Alex Hakobian was an American educator and filmmaker. He taught video production in Los Angeles, California. The short films he produced with his students cumulatively won over 300 local, state, national, and international awards over the course of his career, including multiple CINE Golden Eagles and Student Emmys.

==Biography==

Hakobian was born in Germany and immigrated to the United States to Fresno, California. He attended Roosevelt High School in Fresno where he played for the Roosevelt Rough Riders football team and starred in the school's 1964 theater production of The Curious Savage under the direction of Alice Merrill. He enrolled at Fresno City College, continuing his passion for acting through community theater and college productions.

Hakobian began his career in the television industry at KJEO-TV, an ABC network affiliate, where he appeared in commercials for Anderson Ford, a local car dealership. His film debut came in 1970 with the MGM production Tick…Tick…Tick..., directed by Ralph Nelson. Following his graduation from UCLA School of Theater, Film and Television in 1972, Hakobian began collaborating with producer Ivan Tors. Hakobian continued to contribute to the industry as a gaffer for low-budget films and as a screenwriter for projects such as The Forty Days of Musa Dagh in 1982.

Hakobian began his teaching career in 1986 at Belvedere Middle School in East Los Angeles, where he taught film classes. In 1993, Hakobian joined the Grant High School Communications Technology Magnet in Valley Glen, Los Angeles as a full-time film teacher. During his time at Grant, the school's annual Film Night showcased the best student projects. Hakobian collaborated with the Academy of Television Arts and Sciences to develop a framework for teaching through the arts. Hakobian's dedication earned him a Bravo Award nomination, presented by the Los Angeles Music Center in 2006, for excellence in arts education.

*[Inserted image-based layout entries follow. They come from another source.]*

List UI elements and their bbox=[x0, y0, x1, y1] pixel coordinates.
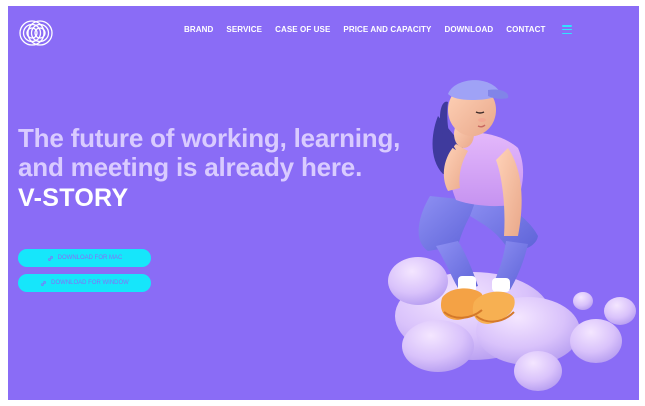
link-icon bbox=[47, 255, 53, 261]
nav-price-and-capacity[interactable]: PRICE AND CAPACITY bbox=[343, 25, 431, 34]
hero-headline-line-2: and meeting is already here. bbox=[18, 152, 363, 182]
link-icon bbox=[41, 280, 47, 286]
nav-case-of-use[interactable]: CASE OF USE bbox=[275, 25, 330, 34]
download-window-label: DOWNLOAD FOR WINDOW bbox=[51, 280, 129, 286]
download-mac-label: DOWNLOAD FOR MAC bbox=[57, 255, 123, 261]
shoes bbox=[440, 288, 515, 324]
nav-download[interactable]: DOWNLOAD bbox=[444, 25, 493, 34]
logo-icon[interactable] bbox=[18, 15, 54, 51]
nav-contact[interactable]: CONTACT bbox=[506, 25, 545, 34]
hero-headline-line-1: The future of working, learning, bbox=[18, 123, 401, 153]
hamburger-menu-icon[interactable] bbox=[562, 25, 573, 34]
main-nav: BRAND SERVICE CASE OF USE PRICE AND CAPA… bbox=[184, 25, 573, 34]
nav-brand[interactable]: BRAND bbox=[184, 25, 213, 34]
download-window-button[interactable]: DOWNLOAD FOR WINDOW bbox=[18, 274, 151, 292]
hero-section: BRAND SERVICE CASE OF USE PRICE AND CAPA… bbox=[8, 6, 639, 400]
brand-title: V-STORY bbox=[18, 184, 129, 212]
download-mac-button[interactable]: DOWNLOAD FOR MAC bbox=[18, 249, 151, 267]
nav-service[interactable]: SERVICE bbox=[226, 25, 262, 34]
hero-illustration bbox=[388, 80, 636, 391]
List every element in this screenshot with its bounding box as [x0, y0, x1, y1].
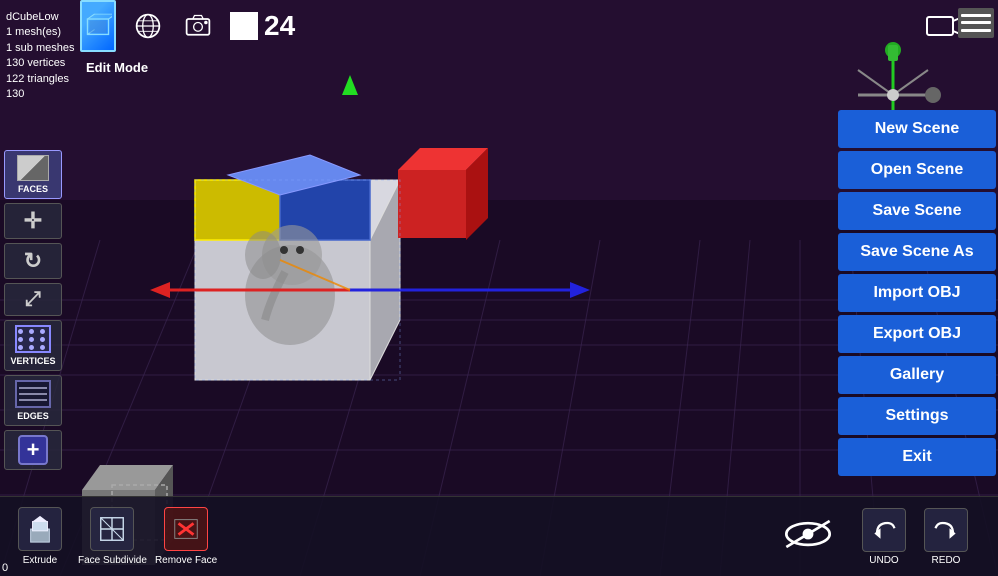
- hamburger-menu-button[interactable]: [958, 8, 994, 38]
- redo-icon: [924, 508, 968, 552]
- new-scene-button[interactable]: New Scene: [838, 110, 996, 148]
- open-scene-button[interactable]: Open Scene: [838, 151, 996, 189]
- sub-meshes: 1 sub meshes: [6, 41, 74, 56]
- vdot: [29, 337, 34, 342]
- left-toolbar: FACES ✛ ↻ ⤢ VERTICES: [4, 150, 62, 470]
- globe-icon-button[interactable]: [130, 8, 166, 44]
- undo-label: UNDO: [869, 555, 898, 566]
- exit-button[interactable]: Exit: [838, 438, 996, 476]
- edit-mode-label: Edit Mode: [86, 60, 148, 75]
- face-subdivide-tool[interactable]: Face Subdivide: [78, 507, 147, 566]
- faces-tool[interactable]: FACES: [4, 150, 62, 199]
- coord-display: 0: [2, 562, 8, 574]
- vdot: [18, 337, 23, 342]
- triangles-count: 122 triangles: [6, 72, 74, 87]
- redo-label: REDO: [932, 555, 961, 566]
- remove-face-icon: [164, 507, 208, 551]
- rotate-icon: ↻: [24, 248, 42, 274]
- edges-label: EDGES: [17, 411, 49, 421]
- screenshot-icon-button[interactable]: [180, 8, 216, 44]
- frame-counter: 24: [230, 10, 295, 42]
- vdot: [29, 345, 34, 350]
- ham-line-1: [961, 14, 991, 17]
- rotate-tool[interactable]: ↻: [4, 243, 62, 279]
- ham-line-2: [961, 21, 991, 24]
- vertices-label: VERTICES: [10, 356, 55, 366]
- faces-label: FACES: [18, 184, 48, 194]
- remove-face-label: Remove Face: [155, 555, 217, 566]
- ham-line-3: [961, 29, 991, 32]
- undo-icon: [862, 508, 906, 552]
- info-panel: dCubeLow 1 mesh(es) 1 sub meshes 130 ver…: [0, 8, 80, 104]
- export-obj-button[interactable]: Export OBJ: [838, 315, 996, 353]
- vdot: [40, 337, 45, 342]
- vdot: [18, 329, 23, 334]
- gallery-button[interactable]: Gallery: [838, 356, 996, 394]
- frame-square: [230, 12, 258, 40]
- coord-value: 0: [2, 562, 8, 574]
- edges-tool[interactable]: EDGES: [4, 375, 62, 426]
- bottom-toolbar: Extrude Face Subdivide Remove Face: [0, 496, 998, 576]
- face-subdivide-icon: [90, 507, 134, 551]
- remove-face-tool[interactable]: Remove Face: [155, 507, 217, 566]
- extrude-icon: [18, 507, 62, 551]
- add-tool[interactable]: +: [4, 430, 62, 470]
- extrude-tool[interactable]: Extrude: [10, 507, 70, 566]
- top-toolbar: 24: [80, 8, 295, 44]
- scale-icon: ⤢: [25, 288, 41, 311]
- move-tool[interactable]: ✛: [4, 203, 62, 239]
- eline: [19, 387, 47, 389]
- vdot: [40, 329, 45, 334]
- vdot: [29, 329, 34, 334]
- mesh-icon-button[interactable]: [80, 8, 116, 44]
- add-icon: +: [18, 435, 48, 465]
- vertices-icon: [15, 325, 51, 353]
- redo-button[interactable]: REDO: [924, 508, 968, 566]
- vdot: [40, 345, 45, 350]
- vert-dots: [18, 329, 48, 350]
- settings-button[interactable]: Settings: [838, 397, 996, 435]
- import-obj-button[interactable]: Import OBJ: [838, 274, 996, 312]
- visibility-button[interactable]: [782, 514, 834, 559]
- mesh-name: dCubeLow: [6, 10, 74, 25]
- mesh-count: 1 mesh(es): [6, 25, 74, 40]
- face-subdivide-label: Face Subdivide: [78, 555, 147, 566]
- eline: [19, 393, 47, 395]
- save-scene-button[interactable]: Save Scene: [838, 192, 996, 230]
- eline: [19, 399, 47, 401]
- save-scene-as-button[interactable]: Save Scene As: [838, 233, 996, 271]
- vertices-tool[interactable]: VERTICES: [4, 320, 62, 371]
- scale-tool[interactable]: ⤢: [4, 283, 62, 316]
- number-display: 130: [6, 87, 74, 102]
- move-icon: ✛: [24, 208, 42, 234]
- faces-icon: [17, 155, 49, 181]
- vertices-count: 130 vertices: [6, 56, 74, 71]
- extrude-label: Extrude: [23, 555, 57, 566]
- nav-gizmo: [838, 40, 938, 120]
- edge-lines: [19, 387, 47, 401]
- right-menu: New Scene Open Scene Save Scene Save Sce…: [838, 110, 998, 476]
- vdot: [18, 345, 23, 350]
- undo-button[interactable]: UNDO: [862, 508, 906, 566]
- frame-number: 24: [264, 10, 295, 42]
- edges-icon: [15, 380, 51, 408]
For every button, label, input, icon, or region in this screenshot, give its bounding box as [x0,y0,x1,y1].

==Video production program==

The video production program that Hakobian developed at Grant was a rigorous and thoughtfully structured curriculum designed to nurture creativity and technical expertise while instilling a strong ethical foundation in filmmaking. Hakobian emphasized that storytelling was the heart of the process, requiring students to develop narratives with strong, positive themes before delving into the technical aspects of filmmaking. “First comes the story,” he explained, guiding each student to craft their own ideas and refine them collectively in a deliberate, collaborative process.

The program itself was comprehensive, spanning three levels—beginning, intermediate, and advanced—and included five separate classes that allowed students to progress over their four years of high school. Beginning students focused on the technical foundations of filmmaking, including camera work, editing, and other essentials. As they advanced, students moved into story development, scriptwriting, and eventually production processes that mirrored professional filmmaking, albeit on a smaller scale. Hakobian's students were not only taught the mechanics of film production, but also the responsibility of being ethical storytellers, ensuring that their projects aimed to make a difference. This structured yet creative environment gave students a professional framework while fostering a sense of purpose and accountability in their work.

==Teaching philosophy==

Hakobian emphasized that filmmaking, like all art, should contribute meaningfully to society, even when exploring challenging or dark subjects. Hakobian encouraged students to create films with depth and meaning that could inspire, teach, or provoke thought. Hakobian would not allow his students to create films that glorified negativity, evil, or immorality. His teaching was deeply influenced by his collaboration with Ivan Tors. He often credited Tors’ work, specifically Sea Hunt, alongside his mother's guidance, as formative in shaping his own values.

The value of persistence was among the core ideas Hakobian wished to impart upon his students. "I want to teach completion; that if you don't complete something, you can't have success in anything," he explained. A sign in his classroom read, "If you don't have a goal, you won't reach it." His students’ work earned numerous awards and instilled in them a deep sense of accomplishment. At the 2009 Video in the Classroom Awards, he told students, “Winners finish what they start, and all of you here today have finished what you started. Your hard work and creativity have made you winners.”

Hakobian also believed the arts were as vital to education as core subjects like math and science. He noted that many great scientists cultivated artistic talents, such as playing musical instruments. This holistic view underscored his philosophy that true education goes beyond rote academics to cultivate the emotional depth and critical thinking skills that come from artistic exploration.